Impact of mitochondrial ROS production in the pathogenesis of insulin resistance.

Tumor necrosis factor-alpha (TNF-alpha) inhibits insulin action, in part, by activating c-jun NH(2)-terminal kinases (JNK). However, the precise mechanisms by which TNF-alpha activates JNK are unknown. Recently, we confirmed that hyperglycemia increased mitochondrial reactive oxygen species (ROS) production, and which can associate with the pathogenesis of diabetic vascular complications. In addition, apoptosis signal-regulating kinase 1 (ASK1) was reported to activate the JNK and p38 signaling pathways and is required for TNF-alpha-induced apoptosis. Here we demonstrate that TNF-alpha increases mitochondrial ROS production and ASK1 activity, and that these TNF-alpha-induced phenomena associate with JNK activation, increase in Ser(307) phosphorylation of IRS-1 and decrease in insulin-stimulated tyrosine phosphorylation of IRS-1, all of which are believed to be the molecular basis of TNF-alpha-induced insulin resistance. We claim that mitochondrial ROS production may be a key factor not only in diabetic vascular complications, but also in the development of type 2 diabetes. This integrating paradigm could provide a new conceptual framework for further research and therapies for the treatment of type 2 diabetes.

Impact of mitochondrial ROS production on diabetic vascular complications.

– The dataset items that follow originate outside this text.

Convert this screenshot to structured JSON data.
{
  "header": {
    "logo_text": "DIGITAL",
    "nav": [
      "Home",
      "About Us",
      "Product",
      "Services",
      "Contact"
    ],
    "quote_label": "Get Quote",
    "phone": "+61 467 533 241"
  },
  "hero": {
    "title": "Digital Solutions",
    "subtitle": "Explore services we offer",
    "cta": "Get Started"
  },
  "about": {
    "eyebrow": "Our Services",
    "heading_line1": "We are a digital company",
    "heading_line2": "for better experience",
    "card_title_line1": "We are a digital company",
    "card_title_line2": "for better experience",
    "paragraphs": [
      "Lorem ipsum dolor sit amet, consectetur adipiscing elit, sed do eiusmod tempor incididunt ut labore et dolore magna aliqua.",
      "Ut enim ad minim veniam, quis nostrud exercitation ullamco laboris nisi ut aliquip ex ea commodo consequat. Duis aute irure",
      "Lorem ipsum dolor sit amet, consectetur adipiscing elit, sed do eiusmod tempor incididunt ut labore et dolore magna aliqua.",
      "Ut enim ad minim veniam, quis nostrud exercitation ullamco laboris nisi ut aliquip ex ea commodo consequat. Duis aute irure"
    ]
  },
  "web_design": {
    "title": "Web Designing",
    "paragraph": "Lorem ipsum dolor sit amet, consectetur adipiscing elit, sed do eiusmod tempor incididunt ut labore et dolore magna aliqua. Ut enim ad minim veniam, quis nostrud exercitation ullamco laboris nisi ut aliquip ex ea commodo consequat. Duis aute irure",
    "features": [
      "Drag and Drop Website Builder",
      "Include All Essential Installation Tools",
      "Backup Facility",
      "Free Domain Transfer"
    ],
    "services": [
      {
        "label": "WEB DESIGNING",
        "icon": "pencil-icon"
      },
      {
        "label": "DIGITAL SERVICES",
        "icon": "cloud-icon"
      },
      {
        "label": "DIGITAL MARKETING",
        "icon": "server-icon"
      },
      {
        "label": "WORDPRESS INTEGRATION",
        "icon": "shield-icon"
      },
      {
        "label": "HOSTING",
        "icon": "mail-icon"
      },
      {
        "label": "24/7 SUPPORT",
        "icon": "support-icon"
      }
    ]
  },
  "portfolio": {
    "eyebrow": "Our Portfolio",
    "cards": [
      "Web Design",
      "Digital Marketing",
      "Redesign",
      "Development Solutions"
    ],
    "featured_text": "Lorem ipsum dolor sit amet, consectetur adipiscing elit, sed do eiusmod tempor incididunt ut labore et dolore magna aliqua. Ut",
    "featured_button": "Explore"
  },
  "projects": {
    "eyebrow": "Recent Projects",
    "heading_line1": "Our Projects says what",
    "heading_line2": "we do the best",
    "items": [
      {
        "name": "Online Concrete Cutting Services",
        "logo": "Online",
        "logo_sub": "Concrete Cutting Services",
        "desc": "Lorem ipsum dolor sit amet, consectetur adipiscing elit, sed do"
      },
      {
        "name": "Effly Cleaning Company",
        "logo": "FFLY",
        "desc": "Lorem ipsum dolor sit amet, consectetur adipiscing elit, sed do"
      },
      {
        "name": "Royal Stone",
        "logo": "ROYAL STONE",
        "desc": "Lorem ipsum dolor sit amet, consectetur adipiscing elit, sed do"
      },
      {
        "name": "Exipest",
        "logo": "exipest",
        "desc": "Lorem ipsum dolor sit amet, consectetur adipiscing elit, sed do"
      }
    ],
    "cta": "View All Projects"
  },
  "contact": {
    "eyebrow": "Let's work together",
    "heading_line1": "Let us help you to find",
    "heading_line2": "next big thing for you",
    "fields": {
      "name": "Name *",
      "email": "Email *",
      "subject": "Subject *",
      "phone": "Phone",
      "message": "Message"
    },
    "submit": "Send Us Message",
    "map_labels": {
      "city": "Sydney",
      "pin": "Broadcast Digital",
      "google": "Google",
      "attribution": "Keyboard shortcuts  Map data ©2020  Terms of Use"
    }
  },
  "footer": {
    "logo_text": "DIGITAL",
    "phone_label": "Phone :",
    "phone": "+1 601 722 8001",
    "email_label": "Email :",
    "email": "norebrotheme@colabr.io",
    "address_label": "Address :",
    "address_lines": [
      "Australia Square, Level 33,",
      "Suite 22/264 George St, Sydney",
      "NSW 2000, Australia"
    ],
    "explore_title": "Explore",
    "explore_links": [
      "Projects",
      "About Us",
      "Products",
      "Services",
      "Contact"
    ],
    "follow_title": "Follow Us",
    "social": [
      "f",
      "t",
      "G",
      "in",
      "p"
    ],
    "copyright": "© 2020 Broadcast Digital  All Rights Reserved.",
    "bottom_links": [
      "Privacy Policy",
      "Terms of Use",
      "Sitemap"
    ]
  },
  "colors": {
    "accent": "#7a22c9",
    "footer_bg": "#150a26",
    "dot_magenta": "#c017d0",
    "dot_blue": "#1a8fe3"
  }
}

Vascular complications are the leading cause of morbidity and mortality in patients with diabetes. Four main molecular mechanisms have been implicated in glucose-mediated vascular disease. There are: glucose-induced activation of protein kinase C (PKC) isoforms; increased formation of glucose-derived advanced glycation end-products (AGE); increased glucose flux through the aldose reductase pathway; and increased production of reactive oxygen species (ROS). Here we demonstrate that hyperglycemia-induced production of ROS is abrogated by inhibitors of mitochondrial metabolism, or by overexpression of uncoupling protein-1 or manganese superoxide dismutase. Normalization of mitochondrial ROS production by each of these agents prevents glucose-induced activation of PKC, formation of AGE, and accumulation of sorbitol in bovine vascular endothelial cells. We also claim that 8-hydroxydeoxyguanosine, which represents mitochondrial oxidative damage was elevated in patients with either retinopathy, albuminuria or increased intima-media thickness of carotid arteries. These results suggest that hyperglycemia induces mitochondrial ROS production, and which can associate to the pathogenesis of diabetic vascular complications.

Impact of mitochondrial reactive oxygen species and apoptosis signal-regulating kinase 1 on insulin signaling.

Tumor necrosis factor (TNF)-alpha inhibits insulin action; however, the precise mechanisms are unknown. It was reported that TNF-alpha could increase mitochondrial reactive oxygen species (ROS) production, and apoptosis signal-regulating kinase 1 (ASK1) was reported to be required for TNF-alpha-induced apoptosis. Here, we examined roles of mitochondrial ROS and ASK1 in TNF-alpha-induced impaired insulin signaling in cultured human hepatoma (Huh7) cells. Using reduced MitoTracker Red probe, we confirmed that TNF-alpha increased mitochondrial ROS production, which was suppressed by overexpression of either uncoupling protein-1 (UCP)-1 or manganese superoxide dismutase (MnSOD). TNF-alpha significantly activated ASK1, increased serine phosphorylation of insulin receptor substrate (IRS)-1, and decreased insulin-stimulated tyrosine phosphorylation of IRS-1 and serine phosphorylation of Akt, and all of these effects were inhibited by overexpression of either UCP-1 or MnSOD. Similar to TNF-alpha, overexpression of wild-type ASK1 increased serine phosphorylation of IRS-1 and decreased insulin-stimulated tyrosine phosphorylation of IRS-1, whereas overexpression of dominant-negative ASK1 ameliorated these TNF-alpha-induced events. In addition, TNF-alpha activated c-jun NH(2)-terminal kinases (JNKs), and this observation was partially inhibited by overexpression of UCP-1, MnSOD, or dominant-negative ASK1. These results suggest that TNF-alpha increases mitochondrial ROS and activates ASK1 in Huh7 cells and that these TNF-alpha-induced phenomena contribute, at least in part, to impaired insulin signaling.